B
NAVIGATING PACKETS

image

In this appendix, we’ll examine ways that packets can be represented. We’ll look at fully interpreted and hexadecimal representations of packets, as well as how to read and reference packet values using a packet diagram.

Because you’ll find a wealth of software that can interpret packet data for you, you could perform packet sniffing and analysis without understanding the information contained in this appendix. But, if you take the time to learn about packet data and how it’s structured, you’ll be in a much better position to understand what tools like Wireshark are showing you. The less abstraction between you and the data you’re analyzing, the better.

Packet Representation

There are many ways a packet can be represented for interpretation. Raw packet data can be represented as binary, a combination of 1s and 0s in base 2, like this:

0110000001010011010111000000101011000001000000000001000000000000001000110000010
110101011011100000000000000000000000000000000000000000010000001000000000001011
0110100000000000001000000110000000000000000000000010000000100000000010000000010

Binary numbers represent digital information at the lowest level possible, with a 1 representing the presence of an electrical signal and a 0 representing the absence of a signal. Each digit is a bit, and eight bits is a byte. However, binary data is difficult for humans to read and interpret, so we usually convert binary data to hexadecimal, a combination of letters and numbers in base 16. The same packet in hexadecimal looks like this:

4500 0034 40f2 4000 8006 535c ac10 1080
4a7d 5f68 0646 0050 7c23 5ab7 0000 0000
8002 2000 0b30 0000 0204 05b4 0103 0302
0101 0402

Hexadecimal (also referred to as hex) is a numbering system that uses the numbers 0 through 9 and letters A through F to represent values. It is one of the most common ways that packets are represented because it’s concise and can easily be converted to the even more fundamental binary interpretation. In hex, two characters represent a byte, which contains eight bits. Each character within a byte is a nibble (4 bits), with the leftmost value being the higher-order nibble and the rightmost value being the lower-order nibble. Using the example packet, this means that the first byte is 45, the higher-order nibble is 4, and the lower-order nibble is 5.

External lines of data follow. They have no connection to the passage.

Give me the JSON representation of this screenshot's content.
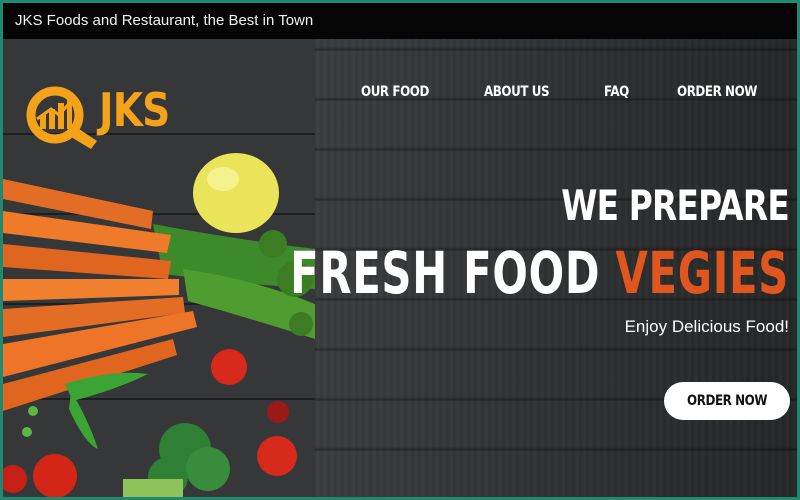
{
  "page": {
    "title": "JKS Foods and Restaurant, the Best in Town"
  },
  "brand": {
    "logo_text": "JKS",
    "logo_color": "#f4a21a"
  },
  "nav": {
    "items": [
      "OUR FOOD",
      "ABOUT US",
      "FAQ",
      "ORDER NOW"
    ]
  },
  "hero": {
    "line1": "WE PREPARE",
    "line2_main": "FRESH FOOD",
    "line2_accent": "VEGIES",
    "accent_color": "#e0561f",
    "tagline": "Enjoy Delicious Food!",
    "cta_label": "ORDER NOW"
  },
  "icons": {
    "logo": "chart-magnifier-logo-icon"
  }
}
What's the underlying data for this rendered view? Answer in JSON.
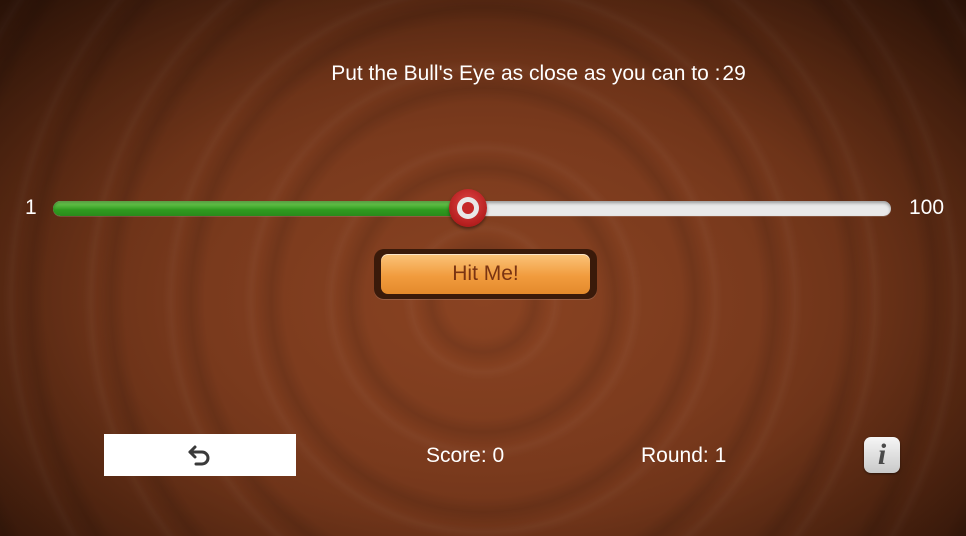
{
  "prompt": {
    "text": "Put the Bull's Eye as close as you can to :",
    "target_value": "29"
  },
  "slider": {
    "min_label": "1",
    "max_label": "100",
    "value": 50,
    "min": 1,
    "max": 100
  },
  "hit_button": {
    "label": "Hit Me!"
  },
  "reset_button": {
    "icon": "undo-arrow-icon"
  },
  "score": {
    "label": "Score:",
    "value": "0"
  },
  "round": {
    "label": "Round:",
    "value": "1"
  },
  "info_button": {
    "label": "i",
    "icon": "info-icon"
  },
  "colors": {
    "slider_fill": "#2f9a1f",
    "slider_track": "#e9e9e9",
    "thumb": "#c62828",
    "button": "#f19c3e",
    "button_text": "#7a3412"
  }
}
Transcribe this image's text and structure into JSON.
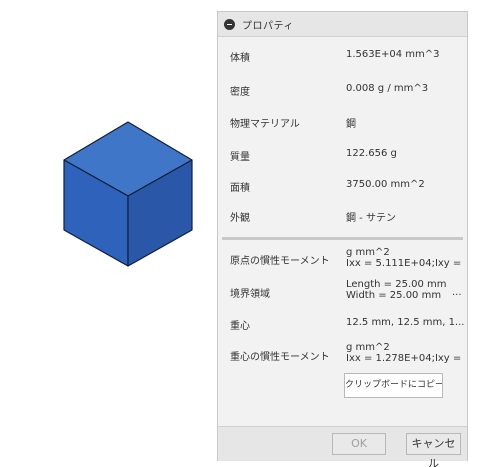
{
  "panel": {
    "title": "プロパティ"
  },
  "properties": {
    "volume": {
      "label": "体積",
      "value": "1.563E+04 mm^3"
    },
    "density": {
      "label": "密度",
      "value": "0.008 g / mm^3"
    },
    "material": {
      "label": "物理マテリアル",
      "value": "鋼"
    },
    "mass": {
      "label": "質量",
      "value": "122.656 g"
    },
    "area": {
      "label": "面積",
      "value": "3750.00 mm^2"
    },
    "appearance": {
      "label": "外観",
      "value": "鋼 - サテン"
    }
  },
  "advanced": {
    "origin_inertia": {
      "label": "原点の慣性モーメント",
      "line1": "g mm^2",
      "line2": "Ixx = 5.111E+04;Ixy = ..."
    },
    "bounding_box": {
      "label": "境界領域",
      "line1": "Length = 25.00 mm",
      "line2": "Width = 25.00 mm",
      "more": "···"
    },
    "center_of_mass": {
      "label": "重心",
      "value": "12.5 mm, 12.5 mm, 1..."
    },
    "com_inertia": {
      "label": "重心の慣性モーメント",
      "line1": "g mm^2",
      "line2": "Ixx = 1.278E+04;Ixy = ..."
    }
  },
  "buttons": {
    "copy": "クリップボードにコピー",
    "ok": "OK",
    "cancel": "キャンセル"
  },
  "colors": {
    "cube_top": "#3f76c8",
    "cube_left": "#2f62ba",
    "cube_right": "#2a57a8",
    "ok_disabled_text": "#a0a0a0"
  },
  "icons": {
    "collapse": "minus-circle-icon"
  }
}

The position of bytes within a packet is represented using offset notation, starting from zero. Therefore, the first byte in the packet (45) is at position 0x00, the second byte (00) is at 0x01, and the third byte (00) is at 0x02, and so on. The 0x part is saying that hex notation is being used. When referencing a position spanning more than one byte, the number of additional bytes is indicated numerically after a colon. For example, to reference the position of the first four bytes in the example packet (4500 0034), you would use 0x00:4. This explanation will be important when we use packet diagrams to dissect unknown protocols in “Navigating a Mystery Packet” on page 330.

NOTE

The most common mistake I see people make when trying to dissect packets is forgetting to start counting from zero. This is very hard to get used to, since most people are taught to start counting from one. I’ve been slicing and dicing packets for years, and I still make this mistake. The best advice I can give here is don’t be afraid to count on your fingers. You might feel like it looks dumb, but there’s absolutely no shame in it, especially if it helps you arrive at the correct answer.

At a much higher level, a tool like Wireshark can represent a packet in a fully interpreted manner by using a protocol dissector, which we’ll discuss next. The same packet we just looked at is shown in Figure B-1, fully interpreted by Wireshark.

image

Figure B-1: A packet interpreted by Wireshark

Wireshark shows the information in a packet with labels that describe it. Packets don’t contain labels, but their data does map to a precise format specified by the protocol standard. Fully interpreting a packet means reading the data based on the protocol standard and dissecting it into labeled, human-friendly text.

Wireshark and similar tools are able to fully interpret packet data because they have protocol dissectors built into them that define the position, length, and values of each field within a protocol. For example, the packet in Figure B-1 is broken into sections based on the Transmission Control Protocol (TCP). Within TCP, there are labeled fields and values. Source Port is one label, and 1606 is its decimal value. This makes it easy to find the information you’re looking for when performing analysis. Whenever this option is available to you, it’s usually the most efficient way to get the job done.

Wireshark has thousands of dissectors, but you might encounter protocols that Wireshark doesn’t know how to interpret. This is often the case with vendor-specific protocols that aren’t widely used and custom malware protocols. When this happens, you’ll be left with only partially interpreted packets. This is why Wireshark provides the raw hexadecimal packet data at the bottom of the screen by default (see Figure B-1).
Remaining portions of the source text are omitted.